Although most do not limit the number of trades, those who can manage risk know when to do more and when to do less.
Most people either listen to a so-called teacher or set the number of trades at will.
In fact, they don’t know how many traders are more suitable.
The number of trades, or position size, is directly related to returns.
The right posture should be based on the account’s capital position and risk tolerance.
Today, I’m going to share with you how many hands are appropriate for each transaction.
Before I INTRODUCE YOU, LET me CLARIFY SOME CONCEPTS, SUCH AS HAND, BIT, CONTRACT UNIT AND POINT.
Lot: unit of transaction quantity in.
In the trade, one hand represents 100,000.
In addition, there are mini, micro and nano hands.
Their sizes are 10000, 1000 and 100 bases, respectively.
For example, buying 0.01 means buying $1,000.
Position: The same position, represents the balance, can be divided into long position and short position.
A long position is a bullish buy and a short position is a bearish sell.
Trade hand number, position, position is a meaning.
Contract unit: The volume of a foreign exchange contract.
The contract unit for a foreign exchange contract is 100000 base currency.
For example, the contract unit of 1 is 100000, and the contract unit of 1/ is 100,000 pounds.
Dot (PIP) : used for accurate representation.
It is usually represented by five digits.

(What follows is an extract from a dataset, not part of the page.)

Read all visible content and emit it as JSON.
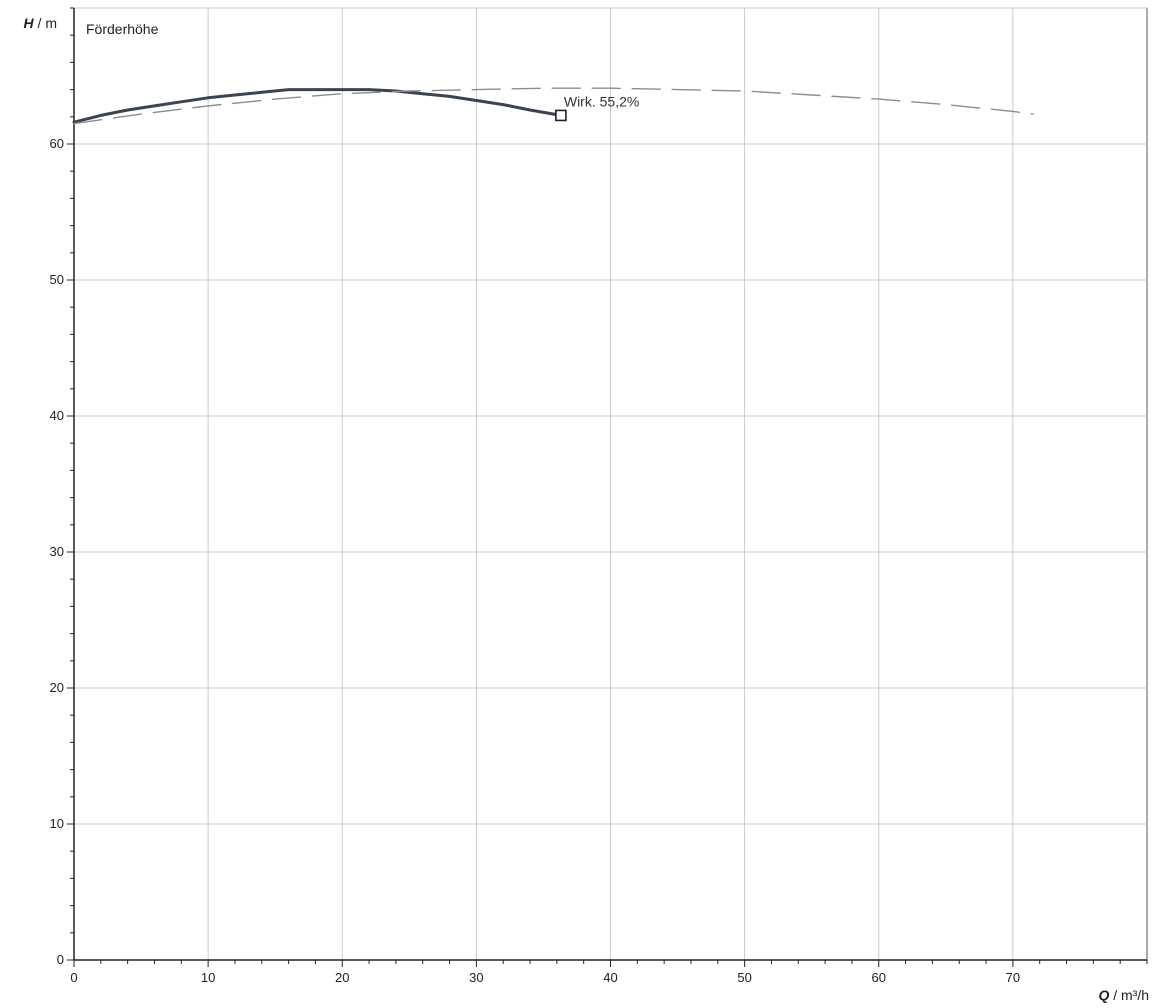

The smallest unit of change is a point (usually, the fourth decimal place represents a point).
When it represents the smallest unit of change in the exchange rate, which we often refer to.

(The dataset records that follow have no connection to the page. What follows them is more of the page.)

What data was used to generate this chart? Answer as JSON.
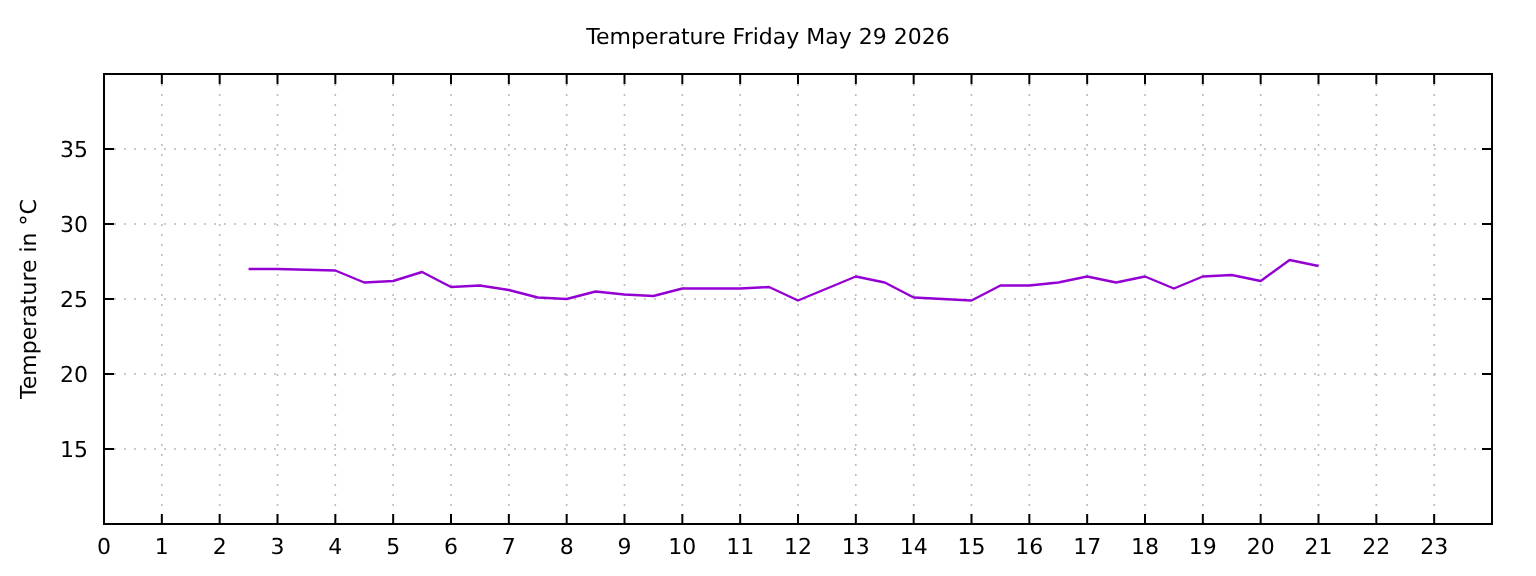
{
  "chart_data": {
    "type": "line",
    "title": "Temperature Friday May 29 2026",
    "ylabel": "Temperature in °C",
    "x": [
      2.5,
      3,
      4,
      4.5,
      5,
      5.5,
      6,
      6.5,
      7,
      7.5,
      8,
      8.5,
      9,
      9.5,
      10,
      10.5,
      11,
      11.5,
      12,
      13,
      13.5,
      14,
      15,
      15.5,
      16,
      16.5,
      17,
      17.5,
      18,
      18.5,
      19,
      19.5,
      20,
      20.5,
      21
    ],
    "series": [
      {
        "color": "#9400d3",
        "values": [
          27.0,
          27.0,
          26.9,
          26.1,
          26.2,
          26.8,
          25.8,
          25.9,
          25.6,
          25.1,
          25.0,
          25.5,
          25.3,
          25.2,
          25.7,
          25.7,
          25.7,
          25.8,
          24.9,
          26.5,
          26.1,
          25.1,
          24.9,
          25.9,
          25.9,
          26.1,
          26.5,
          26.1,
          26.5,
          25.7,
          26.5,
          26.6,
          26.2,
          27.6,
          27.2
        ]
      }
    ],
    "xlim": [
      0,
      24
    ],
    "xticks": [
      0,
      1,
      2,
      3,
      4,
      5,
      6,
      7,
      8,
      9,
      10,
      11,
      12,
      13,
      14,
      15,
      16,
      17,
      18,
      19,
      20,
      21,
      22,
      23
    ],
    "ylim": [
      10,
      40
    ],
    "yticks": [
      15,
      20,
      25,
      30,
      35
    ],
    "grid": true,
    "marker": "none",
    "line_style": "solid"
  }
}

The point spread is the difference between them.
For most currency pairs, such as euro/USD and pound/USD, the minimum change unit is 0.0001, but for some foreign exchange pairs, such as USD/JPY, the minimum change unit is 0.01.
How many hands per trade is reasonable?
We know that the number of trades is proportional to the potential return.
A light position may not yield much, but a heavy position is a worry, and a bad call can lead to serious losses.
For example, when you decide that EUR/USD is about to rise and are ready to buy, do you buy one or five lots?
Let’s start with the maximum and minimum number of trades.
For general, the minimum number of tradable hands is 0.01.
That’s quite a lot.
If you use a standard account, one hand represents $100,000 and 0.01 hands represent $1,000.
When you want to be more exciting, you can choose more hands, but the transaction amount cannot exceed the margin amount.
Some platforms will fix the number of trades that are optional.
Even if the platform does not limit, ordinary people would not dare to choose so many trading hands.
03 A more reasonable approach is to choose the number of trades according to the risk they can bear.
First, control the risk of a single trade.
The market recognizes that it can lose no more than 5 percent of its total capital on a single trade, leaving itself at least 20 trading opportunities.
Of course, you can also expand or reduce the risk of a single transaction according to your personality and risk tolerance.
We recommend that no more than 2 per cent of the account should be invested in each trade.
Calculate the maximum number of tradable trades based on the fact that a single trade does not exceed 2% of total funds.
Maximum number of trades available = Total profit *2% stop-loss price range.
For example, if you have $10,000 in your account, 2% of the total funds in your account is $200.
The maximum tolerable loss on the trade is $200, the stop loss price is set to 4 points (1 point is $10), and the maximum number of trades is 5 to reduce the risk of the position exploding.
If the position is profitable according to your expectations, you can also increase the position.
In homeopathic trading, you can use the pyramid method.
Each increase in interest is less than the last determined open interest, usually half of the previous open interest.
However, it should be noted that either a large position represents a large risk, depending mainly on capital losses.
For example, $10,000 of account capital can bear the risk, and 10000*2% of trading capital =200.
At this point, if the market shock is relatively strong, the need for a strong point spread.
You can build a position and take a 20 point loss!
When market shocks are relatively weak, you can build a 4-lot position and only take a 5-point loss.
Generally speaking, the number of trades is proportional to the potential return and risk.
The greater the number of trades, the higher the potential return and the greater the risk.
If you are just starting out, you can ignore the above method and start with the minimum number of hands.